The 1997-1998 crisis was a painful one for Korea. The business sector, which had become hugely overleveraged, got crushed. Over the course of a year, corporate cash flow fell by 10 percent (profits even more), investment was slashed and many firms went bankrupt. Consumers also faced troubling times, as failing firms could no longer afford to pay their workers. A collapsing housing market only added to their woes.

However, the pain did not last long. Within a couple of years, the economy had regained much of the ground lost during the crisis. The government rightly followed IMF advice and focussed on sorting out the banking system. The corporate sector restructured vigorously. Balance sheets improved dramatically, profit growth picked up and debt servicing costs plummeted. Households were even quicker off the mark, as rising confidence and house price gains boosted consumption.

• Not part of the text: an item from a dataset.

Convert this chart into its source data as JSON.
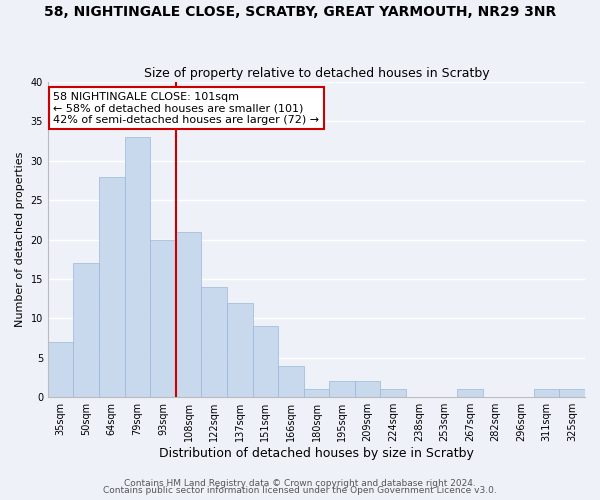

But the party was soon over. By 2002, the authorities were once again panicking as consumer credit growth ballooned. In their attempts to engineer a soft landing, their mistaken use of credit controls rather than interest rates cost them dear. A credit crunch ensued, causing huge increases in personal bankruptcies and repossessions, which stifled consumer spending for the next two years.

Since then output growth has accelerated, most prominently in the externally-orientated sectors. The household sector has been slow to get going, although recent rapid gains in house prices have offered a helping hand. Money and credit growth have increased, rising to levels not seen since the peak of the credit card bubble.

As a result, at each of its last two meetings the central bank, led by Governor Lee Seong-tae, decided to raise interest rates by 25 basis points, bringing them to 5 percent, their highest level since 2001. At the same time, the Bank of Korea (BOK) has also pushed up its discounted lending rates to small businesses, while continuing to stress its concerns over excess liquidity.